Unlike all the other times, Myron doesn’t follow me deep into the room but remains by the door he closes with a flick of his fingers. There, he folds his wings over his chest, the feathers streaming down his front and sides in a silken layer of black while his features turn into those of a bird.

I don’t know why the image startles me. Perhaps, it’s because I haven’t seen the monster in him since the day of the attack, or the night that followed. Perhaps, between focusing on my magic and denying that I’m slowly falling for him, my mind has shut out the fact that he is still stuck in his Crow form. I wouldn’t be surprised if he took the opportunity to both scare the shit out of the fairy and to remind me that he isn’t the good male I’d like to see in him.

But I’m not stupid or naive. I remember the words he spoke to me after our wedding.

I’m not a good king, and I never will be. Just as I’m not a good male.

I remember that he has tortured the Crows who chased me through the Seeing Forest just as I know he’s interrogating the suspected traitors in the dungeons every day. He hasn’t shared what news he’s found, only that Royad is helping to track down what few Crows got away. Apparently, some did, and those weren’t exactly on the Crow King’s side. Wherever they fled to, it must be a good hideout, or Myron and Royad would have tracked them down.

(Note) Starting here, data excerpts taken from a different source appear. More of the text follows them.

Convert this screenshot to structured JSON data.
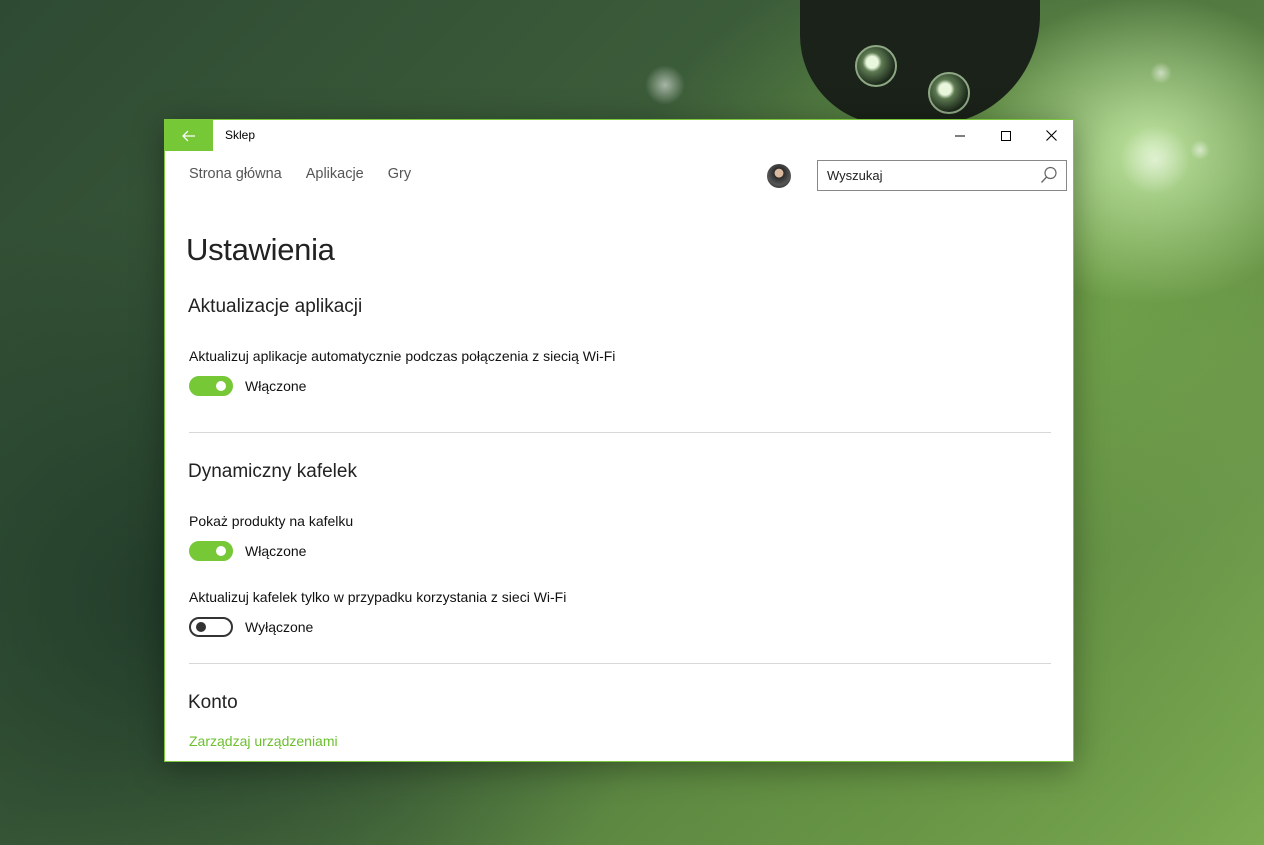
{
  "window": {
    "title": "Sklep",
    "accent_color": "#76c837"
  },
  "titlebar": {
    "back_icon": "arrow-left-icon",
    "minimize_icon": "minimize-icon",
    "maximize_icon": "maximize-icon",
    "close_icon": "close-icon"
  },
  "nav": {
    "items": [
      {
        "label": "Strona główna"
      },
      {
        "label": "Aplikacje"
      },
      {
        "label": "Gry"
      }
    ]
  },
  "search": {
    "value": "Wyszukaj",
    "icon": "search-icon"
  },
  "page": {
    "title": "Ustawienia"
  },
  "sections": {
    "app_updates": {
      "title": "Aktualizacje aplikacji",
      "settings": [
        {
          "label": "Aktualizuj aplikacje automatycznie podczas połączenia z siecią Wi-Fi",
          "state_label": "Włączone",
          "on": true
        }
      ]
    },
    "live_tile": {
      "title": "Dynamiczny kafelek",
      "settings": [
        {
          "label": "Pokaż produkty na kafelku",
          "state_label": "Włączone",
          "on": true
        },
        {
          "label": "Aktualizuj kafelek tylko w przypadku korzystania z sieci Wi-Fi",
          "state_label": "Wyłączone",
          "on": false
        }
      ]
    },
    "account": {
      "title": "Konto",
      "link": "Zarządzaj urządzeniami"
    }
  }
}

Perhaps it’s even out of the Seeing Forest. It wouldn’t be the first time a Crow got out, or the half-Crows wouldn’t exist.

I don’t get to ponder the whereabouts of traitorous Crows before Clio stops in front of me, her copper braid flying over her shoulder as she whips her head to the side to release the water on the floor from her ice magic. “Show me what you’ve learned since the last time I saw you,” she challenges with a familiar grin.

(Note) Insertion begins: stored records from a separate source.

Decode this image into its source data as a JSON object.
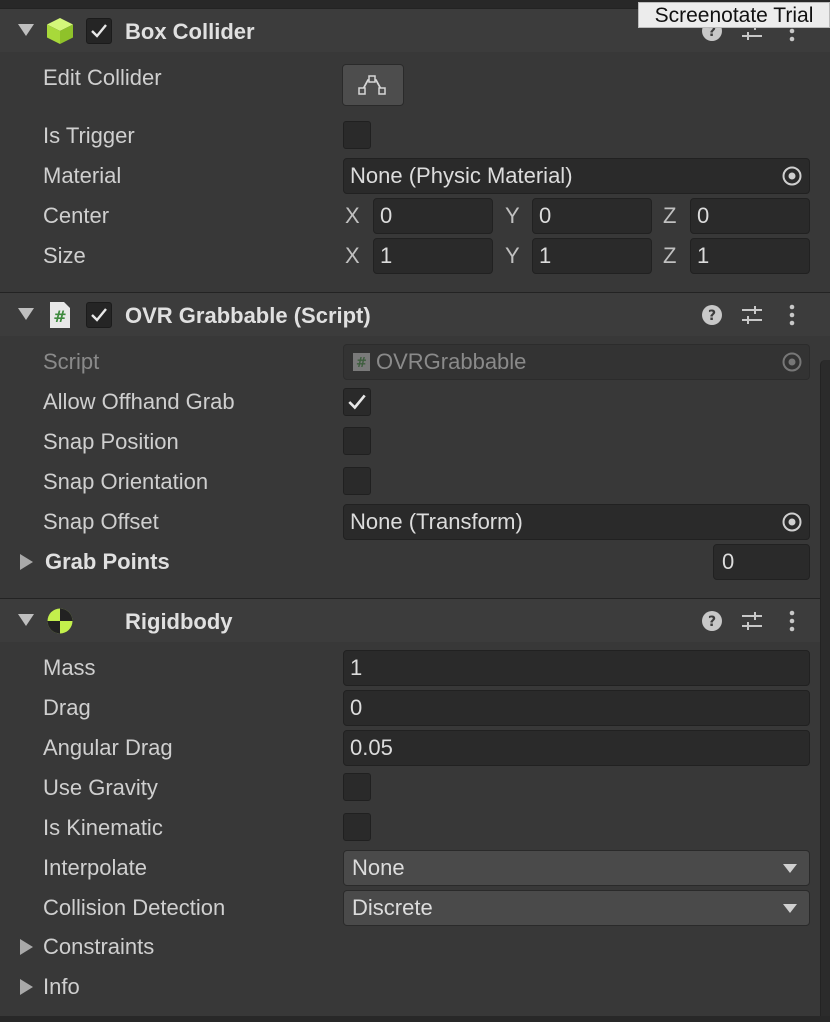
{
  "watermark": "Screenotate Trial",
  "box_collider": {
    "title": "Box Collider",
    "edit_collider_label": "Edit Collider",
    "is_trigger_label": "Is Trigger",
    "material_label": "Material",
    "material_value": "None (Physic Material)",
    "center_label": "Center",
    "center": {
      "x": "0",
      "y": "0",
      "z": "0"
    },
    "size_label": "Size",
    "size": {
      "x": "1",
      "y": "1",
      "z": "1"
    },
    "axis": {
      "x": "X",
      "y": "Y",
      "z": "Z"
    }
  },
  "ovr_grabbable": {
    "title": "OVR Grabbable (Script)",
    "script_label": "Script",
    "script_value": "OVRGrabbable",
    "allow_offhand_label": "Allow Offhand Grab",
    "allow_offhand_checked": true,
    "snap_position_label": "Snap Position",
    "snap_orientation_label": "Snap Orientation",
    "snap_offset_label": "Snap Offset",
    "snap_offset_value": "None (Transform)",
    "grab_points_label": "Grab Points",
    "grab_points_count": "0"
  },
  "rigidbody": {
    "title": "Rigidbody",
    "mass_label": "Mass",
    "mass_value": "1",
    "drag_label": "Drag",
    "drag_value": "0",
    "angular_drag_label": "Angular Drag",
    "angular_drag_value": "0.05",
    "use_gravity_label": "Use Gravity",
    "is_kinematic_label": "Is Kinematic",
    "interpolate_label": "Interpolate",
    "interpolate_value": "None",
    "collision_detection_label": "Collision Detection",
    "collision_detection_value": "Discrete",
    "constraints_label": "Constraints",
    "info_label": "Info"
  },
  "colors": {
    "background": "#383838",
    "header": "#3c3c3c",
    "field": "#2a2a2a",
    "accent_green": "#c3f04c"
  },
  "icons": [
    "foldout-arrow-icon",
    "box-collider-icon",
    "checkmark-icon",
    "help-icon",
    "preset-sliders-icon",
    "kebab-menu-icon",
    "script-hash-icon",
    "rigidbody-icon",
    "object-picker-icon",
    "edit-collider-icon",
    "dropdown-arrow-icon"
  ]
}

And I draw upon my magic and let it rise in a wall fueled by the thought of how easily all this could slip away—this palace, the friendships I’ve forged between shadows, wings, and claws, the sort-of truce I have even with the fairy female before me. But most of all, Myron, whose presence behind me prickles my skin like a physical touch even when he’s standing several feet away. Myron, who has come to mean all too much to me, and for whom I’d bleed if I can’t get the water to fight for me.

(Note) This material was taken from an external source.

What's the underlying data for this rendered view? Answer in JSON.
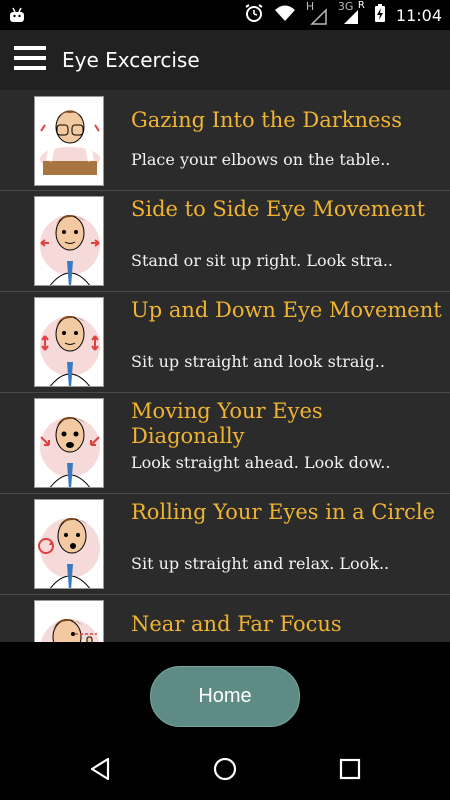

It strikes me like lightning then, what I’ve read about the magic of humans protecting their realms from fairies of all sorts by bleeding onto Askarean soil to bind them. Blood holds a magic of its own, and if it could trap an entire people once, perhaps it could set another one free.

Clio smirks at me through the thin layer of wet—and, with a wave of her hand, turns it back into ice and shatters it with a flick of her fingers.